AUTHOR=Liu Jiangnan , Yao Chenguo , Yu Liang , Dong Shoulong , Liu Yu TITLE=Using MLP to locate transformer winding fault based on digital twin JOURNAL=Frontiers in Energy Research VOLUME=11 YEAR=2023 URL=https://www.frontiersin.org/journals/energy-research/articles/10.3389/fenrg.2023.1175808 DOI=10.3389/fenrg.2023.1175808 ISSN=2296-598X ABSTRACT=

There is no doubt that transformer plays a fundamental role in power system. At the same time, transformer winding fault diagnosis is an important topic. Many works put the most emphasis on the identification of fault type and degree, while ignoring the fault location. However, fault location is an urgent problem to be solved, which is worth studying and discussing. The contribution of this paper lies in the location of Disk space variation (DSV) fault. The introduction of digital twin can solve the problem of insufficient fault cases, and pave the way for the intellectualization of fault diagnosis. In this paper, the digital twin of transformer winding is established based on double ladder network, in which the distributed parameters are calculated by finite element method. Frequency response analysis (FRA) is one of the most widely accepted methods for transformer winding mechanical deformation fault diagnosis.
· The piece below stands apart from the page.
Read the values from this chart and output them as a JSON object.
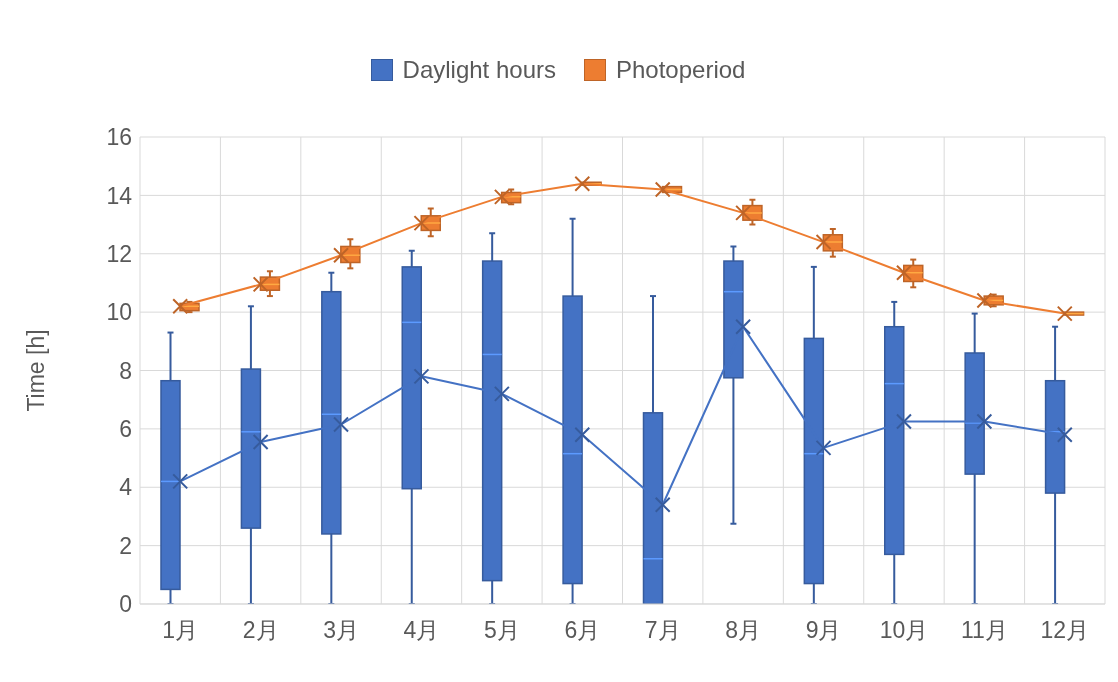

Aiming at the interpretation code of FRA, this paper disproves the view that phase information is useful. Then, by extracting the mathematical index of FRA, multi-layer perceptron (MLP) is trained and DSV fault location is realized. In addition, the popular support vector machine is also compared with the MLP model in this paper, which further highlights the advantages of MLP. The proposed method is verified by an actual transformer, and the results are satisfactory.